For the bill of Coney, it is said that the translation in Hawaiian is not at all like the idea of the bill in English, and at the meeting of the Committee on Public Lands on this past Friday, they could not consider that bill until they consult with the Publication Committee.

Representative Sheldon was one who made known the incorrect translation of his bills, and being that there are many bill translators with whom the bills were left with for translations, there will be no shortage of those types of divergent translations.

(Kuokoa, 3/5/1909, p. 1)

POLOLEI OLE KA UNUHIIA ANA O NA BILA

Ka Nupepa Kuokoa, Buke XLVI, Helu 10, Aoao 1. Maraki 5, 1909.

A composition for Hawaiians boys going away to war, 1918

Mele for the Hawaiian Boys

Seen below is a mele composed by the Honorable W. J. Sheldon for the fifty Hawaiian boys who gave themselves to join the war on the side of the nation of America. It is a song put before the Royal Hawaiian Band, to be played before the public.

It is believed that if these Hawaiian boys head out to the training camp in America on Tuesday, this song would have been sung for them in their honor. But as their trip is postponed until the arrival of a military ship, therefore the boys have been set back until next month. It is still believed that this will be one of the songs that will be sung to honor them. Here is this mele to glorify these Hawaiian youths:

WIKIWIKI OVER THE TOP

He kama oiwi Hawaii oe,
He aa,  he koa wiwoole;
Imua no ka pono oi ae,
A inu i ka wai awaawa.

Hui.

Ku kilakila Hawaii,
Iwaena o ka Pakipika,
O Hawaii no ka oi,
Wikiwiki over the top.

Hawaii no oe a ka imiloa,
Loa ka imina lanakila,
Hanohano oe e Hawaii,
I na oiwi o ka aina.

O ke Akua pu me oukou,
E na kama oiwi Hawaii,
Uumi ka hanu a lanakila,
A lei i ka hanohano.

Hakuia e Wm. J. Sheldon.

[Which went something like this:

QUICKLY OVER THE TOP.

You are a native son,
Daring, a fearless warrior;
Forward for the greater good,
And drink of the bitter waters.

Chorus.

Hawaii stands tall,
Amidst the Pacific,
Hawaii is the foremost,
Quickly, over the top.

You are Hawaii, of explorers,
Far reaching is your search for victory,
Proud is Hawaii,
For the oiwi of the land.

God be with you,
O Native sons of Hawaii,
Be patient until victorious,
And wear the honor like a lei.

Composed by William J. Sheldon.]

(Kuokoa, 5/17/1918, p. 3)

HE MELE NO NA KEIKI HAWAII

Ka Nupepa Kuokoa, Buke LVI, Helu 20, Aoao 3. Mei 17, 1918.

On the perpetuation of the Hawaiian Language, 1911.

THE HAWAIIAN LANGUAGE

Before the Legislature is a bill put forth by the Honorable W. J. Sheldon of Waimea, Kauai, which seeks to perpetuate the mother tongue of this land; but the committee announced that the bill will be tabled; to which the father of the bill asked that they wait for a bit until the following Saturday, April 1.

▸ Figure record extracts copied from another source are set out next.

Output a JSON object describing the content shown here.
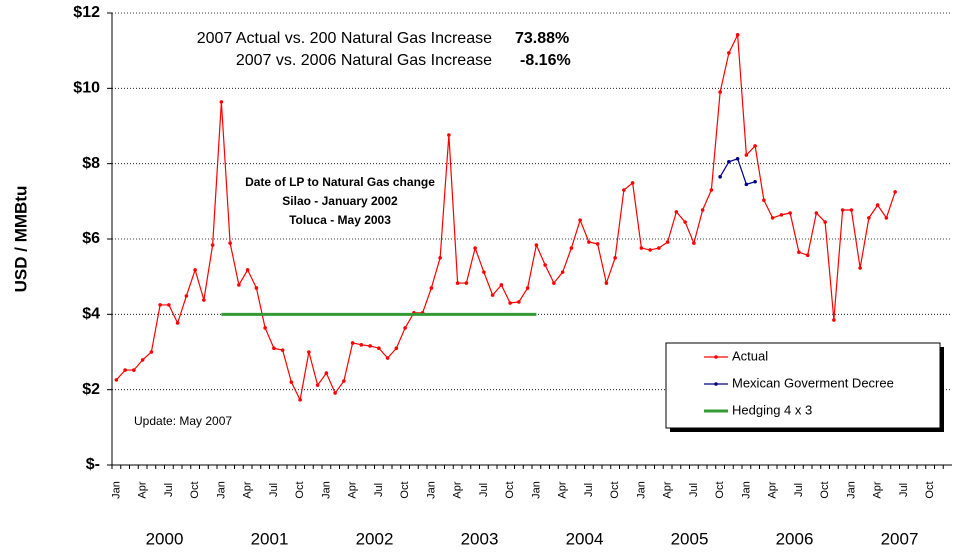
{
  "chart_data": {
    "type": "line",
    "y_label": "USD / MMBtu",
    "annotations": {
      "stats": [
        {
          "label": "2007 Actual vs. 200 Natural Gas Increase",
          "value": "73.88%"
        },
        {
          "label": "2007 vs. 2006 Natural Gas Increase",
          "value": "-8.16%"
        }
      ],
      "note": [
        "Date of LP to Natural Gas change",
        "Silao - January 2002",
        "Toluca - May 2003"
      ],
      "update": "Update: May 2007"
    },
    "categories": [
      "Jan",
      null,
      null,
      "Apr",
      null,
      null,
      "Jul",
      null,
      null,
      "Oct",
      null,
      null,
      "Jan",
      null,
      null,
      "Apr",
      null,
      null,
      "Jul",
      null,
      null,
      "Oct",
      null,
      null,
      "Jan",
      null,
      null,
      "Apr",
      null,
      null,
      "Jul",
      null,
      null,
      "Oct",
      null,
      null,
      "Jan",
      null,
      null,
      "Apr",
      null,
      null,
      "Jul",
      null,
      null,
      "Oct",
      null,
      null,
      "Jan",
      null,
      null,
      "Apr",
      null,
      null,
      "Jul",
      null,
      null,
      "Oct",
      null,
      null,
      "Jan",
      null,
      null,
      "Apr",
      null,
      null,
      "Jul",
      null,
      null,
      "Oct",
      null,
      null,
      "Jan",
      null,
      null,
      "Apr",
      null,
      null,
      "Jul",
      null,
      null,
      "Oct",
      null,
      null,
      "Jan",
      null,
      null,
      "Apr",
      null,
      null,
      "Jul",
      null,
      null,
      "Oct",
      null,
      null
    ],
    "years": [
      "2000",
      "2001",
      "2002",
      "2003",
      "2004",
      "2005",
      "2006",
      "2007"
    ],
    "series": [
      {
        "name": "Actual",
        "color": "#ff0000",
        "markers": true,
        "values": [
          2.26,
          2.52,
          2.52,
          2.79,
          3.0,
          4.25,
          4.25,
          3.77,
          4.49,
          5.18,
          4.38,
          5.84,
          9.64,
          5.89,
          4.78,
          5.18,
          4.7,
          3.64,
          3.1,
          3.05,
          2.2,
          1.73,
          3.0,
          2.12,
          2.44,
          1.91,
          2.23,
          3.24,
          3.19,
          3.16,
          3.1,
          2.84,
          3.1,
          3.64,
          4.04,
          4.04,
          4.7,
          5.5,
          8.76,
          4.83,
          4.83,
          5.76,
          5.12,
          4.51,
          4.78,
          4.3,
          4.33,
          4.7,
          5.84,
          5.31,
          4.83,
          5.12,
          5.76,
          6.5,
          5.92,
          5.87,
          4.83,
          5.5,
          7.3,
          7.49,
          5.76,
          5.71,
          5.76,
          5.92,
          6.72,
          6.45,
          5.89,
          6.77,
          7.3,
          9.9,
          10.94,
          11.42,
          8.23,
          8.47,
          7.03,
          6.56,
          6.64,
          6.69,
          5.65,
          5.57,
          6.69,
          6.45,
          3.85,
          6.77,
          6.77,
          5.23,
          6.56,
          6.9,
          6.56,
          7.25,
          null,
          null,
          null,
          null,
          null,
          null
        ]
      },
      {
        "name": "Mexican Goverment Decree",
        "color": "#00008b",
        "markers": true,
        "values": [
          null,
          null,
          null,
          null,
          null,
          null,
          null,
          null,
          null,
          null,
          null,
          null,
          null,
          null,
          null,
          null,
          null,
          null,
          null,
          null,
          null,
          null,
          null,
          null,
          null,
          null,
          null,
          null,
          null,
          null,
          null,
          null,
          null,
          null,
          null,
          null,
          null,
          null,
          null,
          null,
          null,
          null,
          null,
          null,
          null,
          null,
          null,
          null,
          null,
          null,
          null,
          null,
          null,
          null,
          null,
          null,
          null,
          null,
          null,
          null,
          null,
          null,
          null,
          null,
          null,
          null,
          null,
          null,
          null,
          7.65,
          8.05,
          8.13,
          7.45,
          7.52,
          null,
          null,
          null,
          null,
          null,
          null,
          null,
          null,
          null,
          null,
          null,
          null,
          null,
          null,
          null,
          null,
          null,
          null,
          null,
          null,
          null,
          null
        ]
      },
      {
        "name": "Hedging 4 x 3",
        "color": "#339933",
        "markers": false,
        "values": [
          null,
          null,
          null,
          null,
          null,
          null,
          null,
          null,
          null,
          null,
          null,
          null,
          4,
          4,
          4,
          4,
          4,
          4,
          4,
          4,
          4,
          4,
          4,
          4,
          4,
          4,
          4,
          4,
          4,
          4,
          4,
          4,
          4,
          4,
          4,
          4,
          4,
          4,
          4,
          4,
          4,
          4,
          4,
          4,
          4,
          4,
          4,
          4,
          4,
          null,
          null,
          null,
          null,
          null,
          null,
          null,
          null,
          null,
          null,
          null,
          null,
          null,
          null,
          null,
          null,
          null,
          null,
          null,
          null,
          null,
          null,
          null,
          null,
          null,
          null,
          null,
          null,
          null,
          null,
          null,
          null,
          null,
          null,
          null,
          null,
          null,
          null,
          null,
          null,
          null,
          null,
          null,
          null,
          null,
          null,
          null
        ]
      }
    ],
    "ylim": [
      0,
      12
    ],
    "yticks": [
      {
        "value": 0,
        "label": "$-"
      },
      {
        "value": 2,
        "label": "$2"
      },
      {
        "value": 4,
        "label": "$4"
      },
      {
        "value": 6,
        "label": "$6"
      },
      {
        "value": 8,
        "label": "$8"
      },
      {
        "value": 10,
        "label": "$10"
      },
      {
        "value": 12,
        "label": "$12"
      }
    ],
    "grid": true,
    "legend": "lower-right"
  }
}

The intent of the bill is to allow for time in some schools to teach the Hawaiian language. “Here are the Japanese,” said the Honorable One, “they are caring for their mother tongue, and so too of the Chinese; but we, the native children of this land, our native language is disappearing from our own land. It is imperative that we try to perpetuate our beautiful language even just a little longer. I feel remorse in letting the beautiful language of our ancestors go. The government pays for travelling instructors to teach singing and lace making [hana lihilihi ?] in public schools, so why not choose people like that to go and teach for one hour every school day? It will not be a great expense like what is imagined by the committee.”

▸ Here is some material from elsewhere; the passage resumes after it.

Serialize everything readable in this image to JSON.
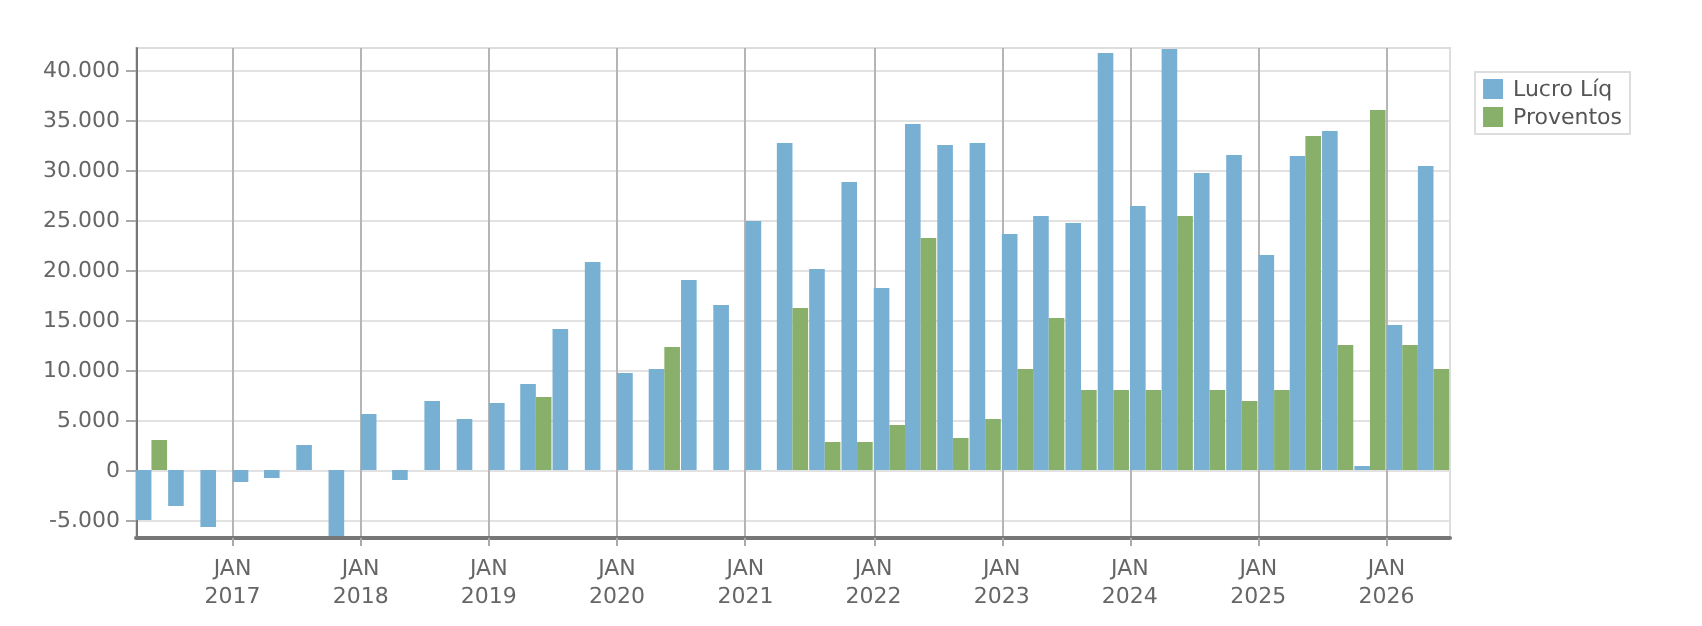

We believe that these are very wise responses by the Honorable One of Waimea, and if indeed means are not sought to perpetuate the beloved language of our birth land, then it will not be long before the Hawaiian language will disappear completely.

The Hoku gives its mahalo to the Honorable One of the Waiula Iliahi¹ of Waimea for his consideration and aloha for the beautiful language of the Paradise of the Pacific Ocean.

¹Waiula Iliahi is one of the two branches of the Waimea River, and the other being Waikea, and they merge at Kikiaola.

(Hoku o Hawaii, 3/30/1911, p. 2)

KA OLELO HAWAII

Ka Hoku o Hawaii, Buke 5, Helu 47, Aoao 2. Maraki 30, 1911.